Purpose

In this notebook session, I’ll be exploring different methods of recoding variables in the R language. I intend to explore solutions in base R, dplyr, and plyr packages.

Recoding with dplyr

One of the most used packages for data transformations in R is dplyr from the tidyverse. We can load in dplyr and the magrittr (for the %>% operator) packages individually, or we can chose to load the tidyverse packages to load them both in with other packages.

#Load in tidyverse.
library(tidyverse)

Example Data-1

To practice recoding with dplyr, let’s create a dataframe to practice on and call it example_data_1. We’ll make it a tibble since we’re using dplyr.

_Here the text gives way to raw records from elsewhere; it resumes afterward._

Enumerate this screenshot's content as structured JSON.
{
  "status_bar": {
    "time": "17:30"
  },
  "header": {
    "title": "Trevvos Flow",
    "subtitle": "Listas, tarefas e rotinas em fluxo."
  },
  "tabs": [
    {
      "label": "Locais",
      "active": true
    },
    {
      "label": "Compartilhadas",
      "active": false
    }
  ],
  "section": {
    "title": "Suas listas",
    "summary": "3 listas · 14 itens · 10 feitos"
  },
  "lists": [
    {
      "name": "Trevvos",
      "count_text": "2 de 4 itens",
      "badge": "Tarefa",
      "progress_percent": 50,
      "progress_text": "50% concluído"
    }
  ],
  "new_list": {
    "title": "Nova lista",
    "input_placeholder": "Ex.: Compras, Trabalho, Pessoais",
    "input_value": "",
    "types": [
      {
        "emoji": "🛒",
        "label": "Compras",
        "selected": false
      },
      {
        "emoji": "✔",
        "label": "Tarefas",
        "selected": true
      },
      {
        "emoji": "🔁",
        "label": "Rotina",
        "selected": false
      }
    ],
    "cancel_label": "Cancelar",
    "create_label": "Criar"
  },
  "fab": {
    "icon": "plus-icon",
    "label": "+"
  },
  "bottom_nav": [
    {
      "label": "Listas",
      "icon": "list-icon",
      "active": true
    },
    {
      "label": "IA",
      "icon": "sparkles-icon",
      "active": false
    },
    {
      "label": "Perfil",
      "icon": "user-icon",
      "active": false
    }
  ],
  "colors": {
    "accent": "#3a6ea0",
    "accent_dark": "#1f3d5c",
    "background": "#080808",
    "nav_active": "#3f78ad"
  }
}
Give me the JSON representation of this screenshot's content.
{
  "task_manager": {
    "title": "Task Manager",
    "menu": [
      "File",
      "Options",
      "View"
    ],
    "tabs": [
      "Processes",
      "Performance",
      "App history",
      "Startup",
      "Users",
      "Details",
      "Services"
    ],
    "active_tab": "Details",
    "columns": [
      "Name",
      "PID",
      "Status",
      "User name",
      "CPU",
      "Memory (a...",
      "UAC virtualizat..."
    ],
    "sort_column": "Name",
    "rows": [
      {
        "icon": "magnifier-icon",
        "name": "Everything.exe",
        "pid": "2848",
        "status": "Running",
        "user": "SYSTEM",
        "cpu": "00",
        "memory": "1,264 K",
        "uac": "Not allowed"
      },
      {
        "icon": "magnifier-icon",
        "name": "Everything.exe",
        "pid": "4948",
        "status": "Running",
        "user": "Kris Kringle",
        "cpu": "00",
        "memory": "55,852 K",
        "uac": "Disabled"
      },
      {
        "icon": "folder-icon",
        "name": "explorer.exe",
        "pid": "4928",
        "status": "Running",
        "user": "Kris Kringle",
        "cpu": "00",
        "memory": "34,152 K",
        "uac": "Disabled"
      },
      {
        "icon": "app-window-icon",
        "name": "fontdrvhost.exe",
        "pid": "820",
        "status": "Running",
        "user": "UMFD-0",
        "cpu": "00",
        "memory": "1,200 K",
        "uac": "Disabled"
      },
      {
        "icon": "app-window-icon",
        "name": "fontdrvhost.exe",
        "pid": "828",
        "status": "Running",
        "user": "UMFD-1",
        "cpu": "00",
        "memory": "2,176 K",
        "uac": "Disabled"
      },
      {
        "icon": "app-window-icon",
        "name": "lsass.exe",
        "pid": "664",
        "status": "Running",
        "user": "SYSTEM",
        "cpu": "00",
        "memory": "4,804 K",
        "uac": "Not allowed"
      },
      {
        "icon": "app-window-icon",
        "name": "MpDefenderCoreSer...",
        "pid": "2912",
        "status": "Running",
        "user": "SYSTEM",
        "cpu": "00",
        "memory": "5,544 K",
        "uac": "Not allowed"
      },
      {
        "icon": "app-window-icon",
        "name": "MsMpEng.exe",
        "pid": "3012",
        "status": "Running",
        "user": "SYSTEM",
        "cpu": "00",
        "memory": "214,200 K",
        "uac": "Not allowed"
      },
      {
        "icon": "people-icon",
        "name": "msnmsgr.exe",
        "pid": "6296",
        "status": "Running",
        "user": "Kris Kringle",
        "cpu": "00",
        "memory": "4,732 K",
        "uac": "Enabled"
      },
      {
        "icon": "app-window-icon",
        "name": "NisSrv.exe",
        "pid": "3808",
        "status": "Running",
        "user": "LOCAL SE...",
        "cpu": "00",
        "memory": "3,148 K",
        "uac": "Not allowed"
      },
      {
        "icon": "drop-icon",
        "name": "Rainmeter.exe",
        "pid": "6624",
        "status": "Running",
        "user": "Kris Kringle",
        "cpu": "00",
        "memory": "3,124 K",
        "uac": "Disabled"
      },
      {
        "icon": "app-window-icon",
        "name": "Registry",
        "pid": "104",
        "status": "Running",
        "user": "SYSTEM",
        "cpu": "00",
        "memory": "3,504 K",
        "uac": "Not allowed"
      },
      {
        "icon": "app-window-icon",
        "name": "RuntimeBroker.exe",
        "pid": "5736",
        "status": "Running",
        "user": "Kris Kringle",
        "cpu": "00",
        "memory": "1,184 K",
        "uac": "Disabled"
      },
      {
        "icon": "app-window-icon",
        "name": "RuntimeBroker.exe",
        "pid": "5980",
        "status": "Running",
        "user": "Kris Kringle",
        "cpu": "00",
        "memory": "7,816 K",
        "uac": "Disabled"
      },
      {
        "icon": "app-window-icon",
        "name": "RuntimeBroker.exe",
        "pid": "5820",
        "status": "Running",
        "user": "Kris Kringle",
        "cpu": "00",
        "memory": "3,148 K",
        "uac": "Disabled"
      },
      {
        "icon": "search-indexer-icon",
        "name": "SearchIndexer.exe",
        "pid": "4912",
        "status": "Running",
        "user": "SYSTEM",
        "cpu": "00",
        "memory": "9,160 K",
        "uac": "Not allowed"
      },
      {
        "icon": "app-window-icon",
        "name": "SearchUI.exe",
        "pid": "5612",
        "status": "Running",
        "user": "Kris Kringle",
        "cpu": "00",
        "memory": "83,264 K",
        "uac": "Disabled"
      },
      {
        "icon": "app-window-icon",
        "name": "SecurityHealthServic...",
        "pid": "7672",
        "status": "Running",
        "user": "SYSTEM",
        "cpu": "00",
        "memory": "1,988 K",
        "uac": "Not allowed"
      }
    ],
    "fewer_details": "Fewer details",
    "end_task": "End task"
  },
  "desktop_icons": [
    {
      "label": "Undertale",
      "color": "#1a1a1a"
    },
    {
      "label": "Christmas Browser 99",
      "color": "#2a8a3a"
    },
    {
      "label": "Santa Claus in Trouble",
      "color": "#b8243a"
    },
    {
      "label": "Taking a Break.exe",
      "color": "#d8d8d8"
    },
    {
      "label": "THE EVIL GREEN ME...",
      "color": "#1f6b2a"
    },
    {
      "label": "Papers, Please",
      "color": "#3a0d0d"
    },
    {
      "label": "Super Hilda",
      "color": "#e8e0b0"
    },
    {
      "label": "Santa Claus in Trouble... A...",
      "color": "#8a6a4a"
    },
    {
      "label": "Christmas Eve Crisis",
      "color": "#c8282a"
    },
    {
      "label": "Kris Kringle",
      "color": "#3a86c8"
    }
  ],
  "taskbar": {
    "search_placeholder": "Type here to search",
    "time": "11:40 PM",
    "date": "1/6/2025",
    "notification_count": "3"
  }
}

#Setting a seed for reproducibility.
set.seed(99)

#Creating the example data frame.
example_data_1 <- tibble("ID" = c(1:10),
                         "Gender" = sample(0:3, 10, replace = TRUE),
                         "Levels" = sample(c("Low","Moderate","High"), 10, replace = TRUE),
                         "Medication Type" = sample(1:5, 10, replace = TRUE))

Which gives us…

ID	Gender	Levels	Medication Type
1	3	Moderate	1
2	0	Low	2
3	3	High	5
4	1	Low	2
5	1	Moderate	5
6	0	Moderate	4
7	2	Moderate	2
8	1	Low	1
9	1	Moderate	4
10	1	Moderate	4

case_when() function

The dyplr package has a case_when function that is a “go-to” for most situations you’ll encounter! Let’s use it to recode our Medication Type variable with the following codes:

Medication Category	Code
Antidepressants	1
Anxiolytics	2
Stimulants	3
Antipsychotics	4
Mood Stabilizers	5

We can apply the function by directly mutating the variable in the data set with tidy code that utilizes magrittr’s pipe operator. You can read more about the tidyverse style of coding like this here.

#Using tidyverse-styled code to mutate the "Medication Type" variable to recode the numbers into strings.
example_data_1 <- example_data_1 %>%
  mutate(`Medication Type` = case_when(`Medication Type` == 1 ~ "Antidepressants",
                                       `Medication Type` == 2 ~ "Anxiolytics",
                                       `Medication Type` == 3 ~ "Stimulants",
                                       `Medication Type` == 4 ~ "Antipsychotics",
                                       `Medication Type` == 5 ~ "Mood Stabilizers"))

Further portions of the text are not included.